Hi:
I have doubt by the two articles.
One said the system won't reclaim the memory resource when the program exit . One said it would do . so which one is right?
or they are both right because they are talking about differnt OS platform?

Article One:
http://www.howstuffworks.com/question466.htm
When any program begins running, it uses up some space in the "system resources" area in memory. But, as you exit, some programs do not give back system resources they were temporarily using. Eventually the system will crash as it runs out of memory. The crash happens sometimes if you start and close many programs, even the same ones, without a periodic reboot. This is what Microsoft calls a resource leak or memory leak.

Article Two:
www.hpl.hp.com/personal/Hans_Boehm/gc/myths.ps
Allocation Myth 4:Non-garbage-collected programs should always deallocate all memory they allocate.

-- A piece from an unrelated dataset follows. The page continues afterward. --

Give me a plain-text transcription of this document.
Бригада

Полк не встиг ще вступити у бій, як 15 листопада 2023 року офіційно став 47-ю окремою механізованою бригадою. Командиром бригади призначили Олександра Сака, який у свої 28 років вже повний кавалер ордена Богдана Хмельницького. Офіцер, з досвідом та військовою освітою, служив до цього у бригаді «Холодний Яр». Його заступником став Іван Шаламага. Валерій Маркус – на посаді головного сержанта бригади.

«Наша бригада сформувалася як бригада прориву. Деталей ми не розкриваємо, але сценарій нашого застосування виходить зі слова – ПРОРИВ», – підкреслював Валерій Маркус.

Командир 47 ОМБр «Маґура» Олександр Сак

The Truth:Omitted deallocations in frequently executed code cause growing leaks. They are rarely acceptable. but Programs that retain most allocated memory until program exit often perform better without any intervening deallocation. Malloc is much easier to implement if there is no free.

In most cases, deallocating memory just before program exit is pointless. The OS will reclaim it anyway. Free will touch and page in the dead objects; the OS won't.

Consequence: Be careful with "leak detectors" that count allocations. Some "leaks" are good!